Rail station renovation could help Edmonds downtown bottleneck

EDMONDS — Getting to and from this city’s waterfront — long a bottleneck for travelers and pedestrians alike — could get somewhat easier by early next year.

That’s when Sound Transit expects to complete a $12.9 million renovation of the city’s rail station, Edmonds Station, at 210 Railroad Ave.

It’s also when the agency will complete a new bus shelter that is expected to allow Community Transit buses to pick up and drop off passengers at a single location between the ferry terminal and station. Right now, people get on and off the bus at two stops that are a block apart.

Construction on the two projects is expected to begin in March.

Sound Transit, which provides Sounder commuter trains, shares the station with Amtrak.

Planned upgrades should help centralize and smooth connections between bus, train and ferry connections in the heart of the city, officials say.

Those improvements, which will include new lighting, four new shelters and 520 feet of additional platform, are welcome news to most city officials, who’ve been anxiously awaiting a spruced-up train station.

It’s not the ideal solution city leaders envisioned with Edmonds Crossing, however.

That proposed $263 million regional project would have combined ferry, bus and train traffic in a single location farther south along the waterfront of the existing ferry terminal.

City leaders essentially opted to shelve the project last year after Washington State Ferries, the lead agency on the project, decided to focus its limited dollars on maintaining existing facilities.

“As long as we can put cars on the ferry and not suffer here in Edmonds with the waiting automobiles, I don’t really see a need to build an entirely new ferry dock,” said City Council President Steve Bernheim. “If we’re trying to save money, let’s keep the ferry dock where it is right now and plan for it to stay there.”

Sound Transit also plans to build the bus shelter, adjacent to railroad tracks between James and Main streets, half a block north of the train station.

The agency doesn’t provide Sound Transit Express regional buses in Edmonds but has agreed to build the shelter for Community Transit.

That puts a bus stop closer to the ferry terminal than existing bus stops along Railroad Avenue, said Community Transit spokesman Martin Mungia.

“One of the ideas with this new location would be to allow all of the buses to come into the same proximate location,” closer to trains and ferries, he said. “No matter which mode you’re taking, it’ll be more convenient for you.”

Eric Beckman, a Sound Transit rail program manager, said his agency will build one new platform at the station. A second platform, west toward Railroad Avenue, will be added after Burlington Northern Santa Fe Railway builds a second set of tracks, he said.

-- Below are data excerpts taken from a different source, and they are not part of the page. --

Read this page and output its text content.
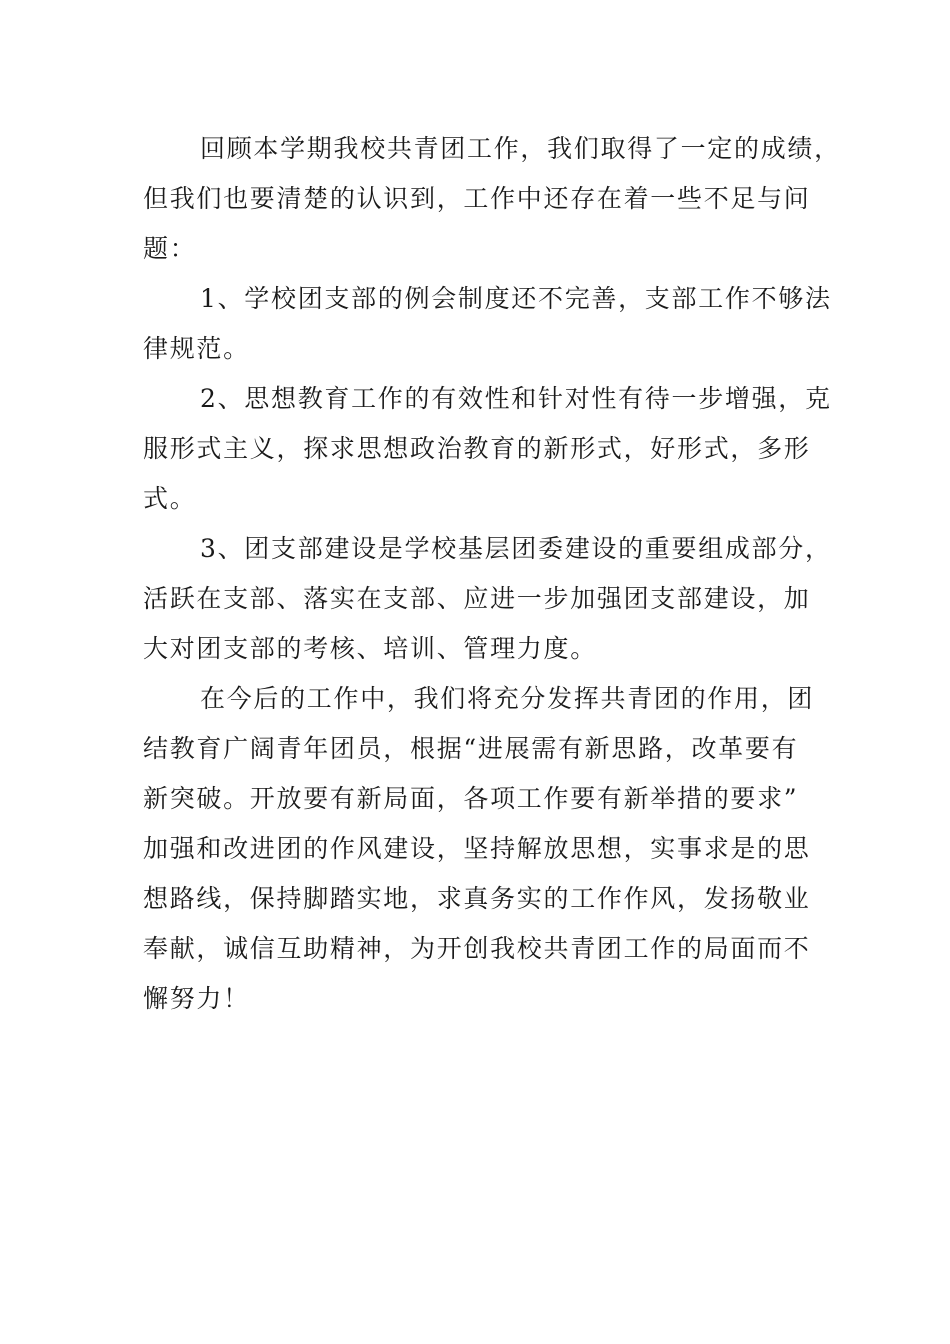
回顾本学期我校共青团工作，我们取得了一定的成绩，
但我们也要清楚的认识到，工作中还存在着一些不足与问
题：
1、学校团支部的例会制度还不完善，支部工作不够法
律规范。
2、思想教育工作的有效性和针对性有待一步增强，克
服形式主义，探求思想政治教育的新形式，好形式，多形
式。
3、团支部建设是学校基层团委建设的重要组成部分，
活跃在支部、落实在支部、应进一步加强团支部建设，加
大对团支部的考核、培训、管理力度。
在今后的工作中，我们将充分发挥共青团的作用，团
结教育广阔青年团员，根据“进展需有新思路，改革要有
新突破。开放要有新局面，各项工作要有新举措的要求”
加强和改进团的作风建设，坚持解放思想，实事求是的思
想路线，保持脚踏实地，求真务实的工作作风，发扬敬业
奉献，诚信互助精神，为开创我校共青团工作的局面而不
懈努力！
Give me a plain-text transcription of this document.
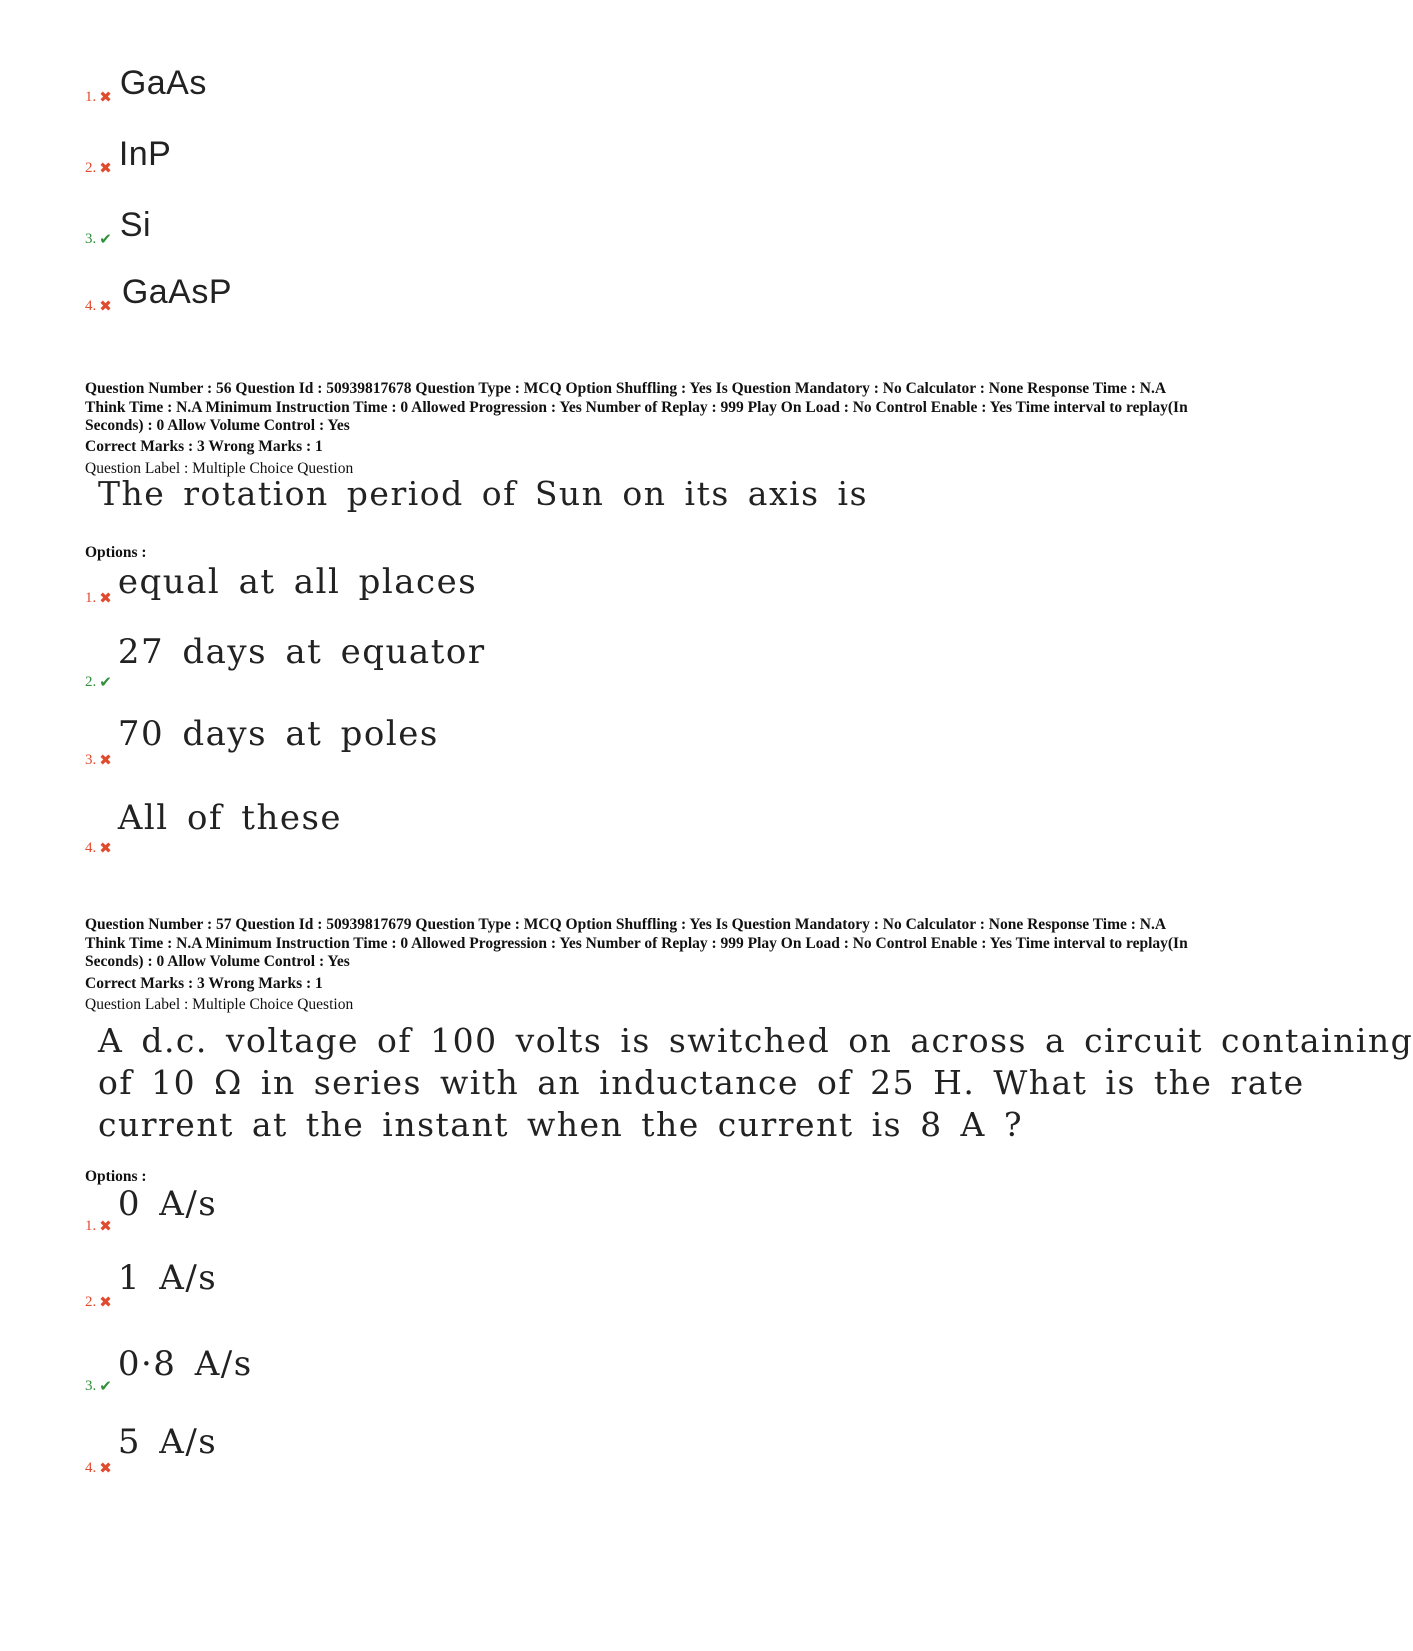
1. ✖ GaAs
2. ✖ InP
3. ✔ Si
4. ✖ GaAsP
Question Number : 56 Question Id : 50939817678 Question Type : MCQ Option Shuffling : Yes Is Question Mandatory : No Calculator : None Response Time : N.A Think Time : N.A Minimum Instruction Time : 0 Allowed Progression : Yes Number of Replay : 999 Play On Load : No Control Enable : Yes Time interval to replay(In Seconds) : 0 Allow Volume Control : Yes
Correct Marks : 3 Wrong Marks : 1
Question Label : Multiple Choice Question
The rotation period of Sun on its axis is
Options :
1. ✖ equal at all places
2. ✔
27 days at equator
3. ✖
70 days at poles
4. ✖
All of these
Question Number : 57 Question Id : 50939817679 Question Type : MCQ Option Shuffling : Yes Is Question Mandatory : No Calculator : None Response Time : N.A Think Time : N.A Minimum Instruction Time : 0 Allowed Progression : Yes Number of Replay : 999 Play On Load : No Control Enable : Yes Time interval to replay(In Seconds) : 0 Allow Volume Control : Yes
Correct Marks : 3 Wrong Marks : 1
Question Label : Multiple Choice Question
A d.c. voltage of 100 volts is switched on across a circuit containing
of 10 Ω in series with an inductance of 25 H. What is the rate
current at the instant when the current is 8 A ?
Options :
1. ✖
0 A/s
2. ✖
1 A/s
3. ✔
0·8 A/s
4. ✖
5 A/s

Many of the traffic bottlenecks near the waterfront happen because passenger and freight trains share a single set of tracks, said Stephen Clifton, the city’s community development director.

New tracks would open up the flow of trains through the city. Double-track rail exists along selected portions of the rail line between Everett and Seattle — though not in Edmonds.

“It’s like two lanes of highway versus one lane,” said Gus Melonas, BNSF spokesman.

The freight train company has completed design work and will begin grading work along a 1.9-mile stretch of rail line. The grading work lays the foundation for the new tracks.

“We expect to begin this project, possibly as early as the beginning of February,” he said.

Construction of the new tracks will likely happen in 2011 or 2012, Melonas said.